In each of her titles, Tana French picks a secondary character from a previous book (always a Dublin cop) and makes them the primary character. Two books ago, I predicted that Detective Stephen Moran would be next--and I was wrong, but only by one book. I also mentioned that Stephen did not seem to have the serious personal problems the other members of the Dublin Murder Squad harbored--and he still doesn't (okay, he has a problem with intimacy, but it's not serious compared to what we've seen in the earlier books), which may be one reason this is my favorite French book to date.

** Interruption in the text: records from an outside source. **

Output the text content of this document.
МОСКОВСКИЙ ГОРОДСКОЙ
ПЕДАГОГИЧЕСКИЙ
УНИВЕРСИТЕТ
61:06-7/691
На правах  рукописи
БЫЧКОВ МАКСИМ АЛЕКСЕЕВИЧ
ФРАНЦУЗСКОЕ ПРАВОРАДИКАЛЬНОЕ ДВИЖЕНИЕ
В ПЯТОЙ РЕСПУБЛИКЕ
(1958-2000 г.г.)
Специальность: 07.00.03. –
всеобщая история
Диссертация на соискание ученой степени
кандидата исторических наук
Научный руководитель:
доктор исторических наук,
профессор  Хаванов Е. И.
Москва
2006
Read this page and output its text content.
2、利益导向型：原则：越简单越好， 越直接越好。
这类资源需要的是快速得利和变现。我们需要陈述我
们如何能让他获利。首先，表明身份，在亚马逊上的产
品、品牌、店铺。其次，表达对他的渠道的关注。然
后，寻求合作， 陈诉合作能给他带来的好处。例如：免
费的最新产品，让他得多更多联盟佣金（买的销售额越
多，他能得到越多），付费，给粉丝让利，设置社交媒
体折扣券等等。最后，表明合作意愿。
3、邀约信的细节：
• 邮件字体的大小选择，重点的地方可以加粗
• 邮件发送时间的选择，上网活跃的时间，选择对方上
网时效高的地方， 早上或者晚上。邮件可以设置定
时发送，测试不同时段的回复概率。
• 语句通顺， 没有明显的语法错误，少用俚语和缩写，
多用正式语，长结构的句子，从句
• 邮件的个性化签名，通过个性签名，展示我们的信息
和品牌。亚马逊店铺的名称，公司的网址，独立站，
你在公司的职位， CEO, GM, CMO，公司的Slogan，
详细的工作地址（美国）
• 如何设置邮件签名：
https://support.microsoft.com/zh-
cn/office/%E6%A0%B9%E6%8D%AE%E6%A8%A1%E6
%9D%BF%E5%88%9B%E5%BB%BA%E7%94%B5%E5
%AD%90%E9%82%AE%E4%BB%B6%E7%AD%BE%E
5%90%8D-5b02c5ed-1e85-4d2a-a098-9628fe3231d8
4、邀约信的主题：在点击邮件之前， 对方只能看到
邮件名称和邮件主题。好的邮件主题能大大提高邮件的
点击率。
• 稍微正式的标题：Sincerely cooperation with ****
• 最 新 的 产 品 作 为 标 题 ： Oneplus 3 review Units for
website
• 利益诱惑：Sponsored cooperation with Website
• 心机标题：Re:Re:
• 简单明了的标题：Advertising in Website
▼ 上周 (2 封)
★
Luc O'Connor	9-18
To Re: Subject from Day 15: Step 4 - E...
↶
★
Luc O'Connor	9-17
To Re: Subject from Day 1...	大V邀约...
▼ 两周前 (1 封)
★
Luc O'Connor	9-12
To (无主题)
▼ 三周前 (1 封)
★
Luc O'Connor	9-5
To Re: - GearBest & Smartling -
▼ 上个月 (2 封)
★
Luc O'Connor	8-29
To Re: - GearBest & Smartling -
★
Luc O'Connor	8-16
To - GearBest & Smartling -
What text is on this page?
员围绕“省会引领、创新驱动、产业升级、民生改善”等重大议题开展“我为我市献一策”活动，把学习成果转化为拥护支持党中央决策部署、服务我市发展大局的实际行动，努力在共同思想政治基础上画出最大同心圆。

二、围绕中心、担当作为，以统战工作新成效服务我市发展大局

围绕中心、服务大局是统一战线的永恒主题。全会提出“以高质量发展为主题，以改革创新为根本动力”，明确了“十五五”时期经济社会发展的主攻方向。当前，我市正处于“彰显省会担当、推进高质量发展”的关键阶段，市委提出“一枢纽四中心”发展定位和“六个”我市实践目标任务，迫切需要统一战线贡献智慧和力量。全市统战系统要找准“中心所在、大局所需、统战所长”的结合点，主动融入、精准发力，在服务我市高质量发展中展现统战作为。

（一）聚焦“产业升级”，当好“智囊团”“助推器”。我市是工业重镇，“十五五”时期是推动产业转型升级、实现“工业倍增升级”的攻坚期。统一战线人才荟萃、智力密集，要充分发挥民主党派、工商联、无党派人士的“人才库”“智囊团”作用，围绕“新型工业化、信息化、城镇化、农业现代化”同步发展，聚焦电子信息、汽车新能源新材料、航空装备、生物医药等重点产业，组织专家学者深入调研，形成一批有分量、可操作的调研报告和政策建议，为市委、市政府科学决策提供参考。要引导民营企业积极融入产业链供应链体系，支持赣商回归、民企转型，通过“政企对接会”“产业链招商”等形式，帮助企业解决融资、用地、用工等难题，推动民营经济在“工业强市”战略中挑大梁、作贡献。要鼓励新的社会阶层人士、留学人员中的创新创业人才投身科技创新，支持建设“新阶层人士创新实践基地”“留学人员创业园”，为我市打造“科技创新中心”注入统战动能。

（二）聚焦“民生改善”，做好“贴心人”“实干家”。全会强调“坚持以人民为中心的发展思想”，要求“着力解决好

Moran is at work in the Cold Case Squad when Holly Mackey, daughter of Detective Frank Mackey from Faithful Place, comes in carrying a clue to a year-old case. Chris Harper, a handsome student at a nearby boys school, was found dead on the grounds of St. Kilda's School, where Holly and her three best friends are boarders. The evidence is a card found on "The Secret Place," a bulletin board intended to subvert cruel websites by giving students a place to anonymously voice their insecurities, worries, dislikes, etc. The card sports a picture of Chris and the line "I know who killed him."
Stephen takes the evidence to the homicide detective on the case, Antoinette Conway, and the two head to St. Kilda's, where they will spend a grueling day investigating the eight girls (including Holly) who had the opportunity to kill Chris. The story of their investigation is intercut with a chronological account of the months before and after the murder, told from the perspectives of the eight girls, who comprised two tight-knit foursomes. French does an excellent job portraying the importance of friendship to teenage girls (and to cops), as well as their profound insecurities and potential for cruelty and manipulation. By focusing on the interrogations of the girls, she also demonstrates the importance of questioning style and intuition, as well as logic and evidence, to police work.
While there are some semi-supernatural elements to the story that didn't seem necessary, I thought this book's exploration of friendship and teenage angst elevated it above French's earlier works. Once again, French's prose sometimes sings and is always readable.
The Court [a shopping mall] pulls like a towering magnet and everyone comes. Anything can happen here, in the sparkling slice of freedom between classes and teatime; your life could lift right off the ground and shimmer into something brand-new. In the dizzying white light all the faces glimmer, they mouth words and crack open in laughs you can almost catch through the cloud of sounds, and any one of them could be the heart-stopping one you've been waiting for; anything you can imagine could be waiting for you here, if you turn your head at just the right second, if you just catch the right eye, if the right song just comes spinning out of the speakers all around you. Sugar-smell of fresh doughnuts drifting out from the kiosk, lick it off your fingers.
She hears all the voices from when she was little, soothing, strengthening: Don't be scared, not of monsters, not of witches, not of big dogs. And now. snapping loud from every direction: Be scared, you have to be scared, ordering like this is your one absolute duty. Be scared you're fat, be scared your boobs are too big and be scared they're too small. Be scared to walk on your own, specially anywhere quiet enough that you can hear yourself think. Be scared of wearing the wrong stuff, saying the wrong thing, having a stupid laugh, being uncool.. . . Be scared terrified petrified that everything you are is every kind of wrong. Good girl.